Why Won't They Listen To You?
Last night. A gathering of PR practitioners seeking to understand how social media impacted their business. They wanted to access bloggers on behalf of their clients. Some of the bloggers present objected to being spammed. The celebrated anti-spam reactions of Tom Coates and Kevin Anderson were inevitably cited and short-hand terms like Cluetrain and conversation were bandied about.
As someone who stands on both sides of the divide, I thought this remark by one of the PR people summed up the source of the miscomprehension.
"But if I can't send you an email, how can I talk to you?"

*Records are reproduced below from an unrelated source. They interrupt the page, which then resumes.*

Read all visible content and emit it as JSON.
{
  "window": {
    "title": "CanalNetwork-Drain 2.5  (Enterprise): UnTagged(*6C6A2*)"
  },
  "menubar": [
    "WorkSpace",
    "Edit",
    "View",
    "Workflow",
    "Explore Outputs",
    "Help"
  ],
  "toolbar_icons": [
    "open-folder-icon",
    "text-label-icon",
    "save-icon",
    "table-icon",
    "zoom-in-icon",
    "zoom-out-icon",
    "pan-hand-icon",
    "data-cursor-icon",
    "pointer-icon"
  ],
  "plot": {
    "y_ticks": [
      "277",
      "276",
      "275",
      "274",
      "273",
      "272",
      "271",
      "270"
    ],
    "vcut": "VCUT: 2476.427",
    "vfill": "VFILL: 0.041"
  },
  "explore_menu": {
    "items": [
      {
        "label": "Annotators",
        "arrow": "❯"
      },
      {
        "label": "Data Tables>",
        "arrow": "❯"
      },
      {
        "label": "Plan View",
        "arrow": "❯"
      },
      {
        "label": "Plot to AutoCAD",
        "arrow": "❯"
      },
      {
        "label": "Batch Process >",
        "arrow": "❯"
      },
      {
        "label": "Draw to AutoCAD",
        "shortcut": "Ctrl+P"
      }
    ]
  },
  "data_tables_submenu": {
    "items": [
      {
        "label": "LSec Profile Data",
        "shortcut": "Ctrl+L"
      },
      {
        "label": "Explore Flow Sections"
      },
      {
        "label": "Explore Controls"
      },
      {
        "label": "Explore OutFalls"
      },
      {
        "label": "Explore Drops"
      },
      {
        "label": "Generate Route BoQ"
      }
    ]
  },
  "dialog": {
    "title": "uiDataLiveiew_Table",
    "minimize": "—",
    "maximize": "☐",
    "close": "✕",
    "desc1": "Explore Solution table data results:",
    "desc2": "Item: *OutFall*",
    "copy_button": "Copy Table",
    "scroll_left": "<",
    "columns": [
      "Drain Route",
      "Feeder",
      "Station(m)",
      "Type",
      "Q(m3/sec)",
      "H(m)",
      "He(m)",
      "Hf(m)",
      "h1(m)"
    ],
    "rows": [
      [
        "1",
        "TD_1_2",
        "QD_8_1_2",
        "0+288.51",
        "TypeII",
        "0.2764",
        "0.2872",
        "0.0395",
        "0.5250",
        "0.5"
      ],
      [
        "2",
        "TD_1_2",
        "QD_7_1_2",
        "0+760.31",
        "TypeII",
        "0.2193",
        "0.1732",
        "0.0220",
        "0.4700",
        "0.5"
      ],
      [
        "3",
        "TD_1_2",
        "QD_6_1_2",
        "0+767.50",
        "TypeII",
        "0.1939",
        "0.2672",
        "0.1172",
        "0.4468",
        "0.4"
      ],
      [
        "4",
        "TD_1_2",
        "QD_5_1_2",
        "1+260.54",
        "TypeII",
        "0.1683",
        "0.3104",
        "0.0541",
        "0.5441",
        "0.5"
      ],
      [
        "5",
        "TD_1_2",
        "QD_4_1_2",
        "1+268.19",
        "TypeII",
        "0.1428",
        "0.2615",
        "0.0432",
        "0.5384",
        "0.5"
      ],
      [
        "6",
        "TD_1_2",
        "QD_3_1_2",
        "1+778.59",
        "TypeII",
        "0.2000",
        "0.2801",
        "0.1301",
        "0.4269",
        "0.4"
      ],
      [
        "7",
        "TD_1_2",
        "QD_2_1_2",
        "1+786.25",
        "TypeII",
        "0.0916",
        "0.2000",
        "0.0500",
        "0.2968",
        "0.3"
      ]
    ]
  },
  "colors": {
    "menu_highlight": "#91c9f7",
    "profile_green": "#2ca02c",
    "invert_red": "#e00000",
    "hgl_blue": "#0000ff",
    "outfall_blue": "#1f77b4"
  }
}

In the past, clients expected PR to give them coverage - that's no longer good enough. If you want to have a conversation with a commercial undercurrent, it would help if you think about the nature of conversations that you enjoy and try to replicate them. The technology has changed but the issue remains the same. You're trying to gain interest rather than attention. Attention is dead - it's interruptive. Any unwanted interruption of my or your time is unwelcome
My opinion on "conversation" has been recorded here but the analogy for me is obvious. If you're in a bar chatting with a group of friends or colleagues, it is entirely possible for a complete stranger to interpose into that conversation and be welcomed. But if they wander over unannounced and say let me tell you about this thing that is wonderful regardless of what you're talking about, the reaction they get will be very different.
A remark from someone with whom you've developed a rapport and mutual respect over a period of time (be that by participating on their blog or by sponsoring an online community as per Chris Locke's post-cluetrain suggestion) is part of a conversation. An unsolicited email is the equivalent of the bar-room bore.
10 Comments:
The thing that I find interesting is that PR has slowly become an industry specialising in 'One Way Correspondence' ... or 'Hopeful Letter Writers' ... whereby they send tons of communication to all and sundary of media under the guise of being topical, interesting and/or the next big thing when in reality, it generally is passive, boring and unneccessary.
And yet I believe done well, PR is one of the most powerful tools in communicating to society - communicating in a way that can truly shift opinion and enable trust to be formed.
What a shame so many companies now demonstrate their value to clients by the number of 'column inches' their press release gained rather than truly shape/cause debate.
I like your analogy ... it's so true, if you blindly ignore where 'society' is at [culturally and topically] and just bang on with your own self importance - it means your message doesn't just not get through, but is actively opposed.
Then that's something more than just PR companies should remember isn't it! Ha.
I agree with you about the potentcy of good PR Rob. Frankly I think that's why the industry is looking at the blogs because a number of very well-known blogs are effeectively and openly pimping their readership on behalf of their clients as well as things/people they just like.
Does that last paragraph suggest that my comments have some value then, John ?
Even the silly ones ?
Not financial value Tom (especially as you change your brand every comment and that no doubt breaks some rule about consistency) but in terms of extrinsic utility they definitely do.
Extrinsic utility?
Yep, we really need to make marketing [language] history!
I made it up for Tom's benefit!
You are a marketing genius. Or maybe you'd prefer it if I said you utilise extrinsic social qualities to define and validate your role.
Ahem.
Why thank you Rob - I shall use that in my advertising spam in future.
Sadly you omitted the crucial words holistic, organic and synergistic so I cannot return the compliment.
My personal favourite:
"Attention is dead - it's interruptive. Any unwanted interruption of my or your time is unwelcome"
Corporate Dex-Amphetamine, here we come :)
Loving the 'old school' Doddsy pic sir!